If nothing else, “The Mountain Between Us” does not dilly dally. Most movies about two strangers banded together after a plane crash in the wilderness might take their sweet time with the set-up, ensuring we get to know these people before they get to know each other. But no, just like Ben Bass (Idris Elba) and Alex Martin (Kate Winslet) forgo any small talk in deciding to charter a plane to Denver when all flights out of the Boise airport are cancelled, we are plunged directly into chaos alongside them and forced to play catch up when that chartered plane crashes. Furthermore, Kate Winslet’s reaction as her character realizes the plane is about to plummet, is the reason why we Winslet devotees stick with her through thick and thin. She says “Oh my God” not as a panicked wail but as a sudden, semi-matter-of-fact realization, like that thing you always see on TV is about to happen and she is about to live through it. It’s a helluva line reading; it is also as close as “The Mountain Between Us” ever gets to verisimilitude.
That’s not so suggest the film, directed by Hany Abu-Assad, lacks authenticity. It was filmed on location in the Purcell Mountains of British Columbia and, boy, can you tell. Sweeping panoramas and snow-capped peaks loom in myriad shots, often accentuated in frames where cinematographer Mandy Walker repeatedly lets the vistas in the background dwarf the actors in the foreground. Even so, for the all peril into which Ben and Alex – really, just Alex – are often placed, it all feels oddly guarded. This is a movie where the happy golden retriever that comes along for the adventure not only never needs to eat but never has anything tragic befall it (spoiler!). “The Mountain Between Us” might have been better off, frankly, filmed on a backlot rather than on location, especially because the further the movie goes the less it is about the elements than supposedly steamy romance.
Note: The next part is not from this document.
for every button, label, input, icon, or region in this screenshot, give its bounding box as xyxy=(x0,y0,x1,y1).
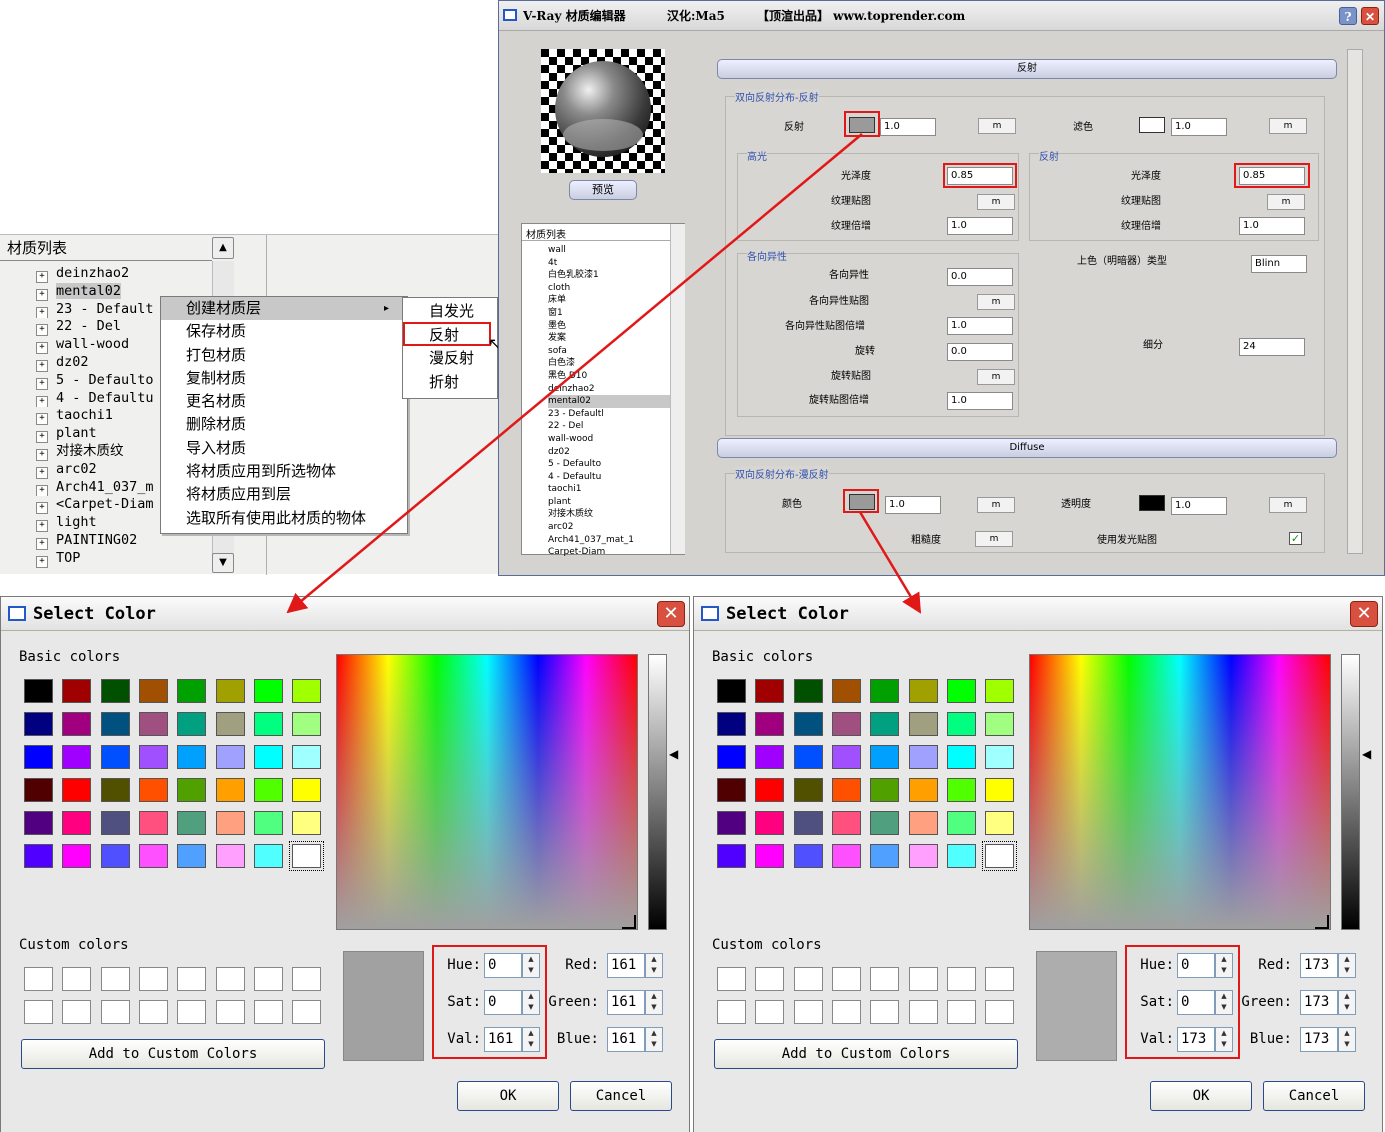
annotation-arrows xyxy=(286,133,922,614)
arrow-to-dialog-1 xyxy=(286,133,863,614)
arrow-to-dialog-2 xyxy=(858,511,922,614)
Romance of this sort is often generated by characters being at odds, and if initially Ben and Alex seem determined to work together, their life philosophies quickly reveal them as polar opposites. Alex, see, is a photojournalist with a propensity for wading into war zones, even on the doorstep of her own wedding, while Ben prefers level-headedly examining any given situation and then logically proceeding. This is to say, Alex thinks with her heart and Ben thinks with his head, the latter bludgeoned home by his profession as a, ahem, neurosurgeon. Naturally, this means Ben will have to open his heart to Alex, and so he does, though this seems to stem less from any kind of emotional or even physical attraction than a kind of doctor-patient relationship. She is injured in the plane crash so that Ben can tend to her, and when they decide, at her urging, to press forward, she suffers several close calls, less about the grueling reality of survival than Ben coming to her rescue.
When Alex falls through some ice, it occurs in the immediate aftermath of Ben having discovered an abandoned cabin, as if this homestead was divined to ensure her safety before possible death strikes. So he hauls her out of the ice and to the cabin, where glowing fires illuminate their faces and, eventually, they surrender to passion, or something like it, I guess, because, much like the danger of their wilderness is frequently muted, so too are their animalistic urges. Elba and Winslet, granted, struggle to emit any palpable chemistry, but watching them kept making me think of “The Revenant”, which was no great shakes but which nevertheless yearned to instill a primal urgency. “The Mountain Between Us” desperately needed some primal urgency, even if it would have rendered everything as extra-ridiculous, because even if a few helpings of ridiculousness might not have saved this movie, it at least might have made it watchable.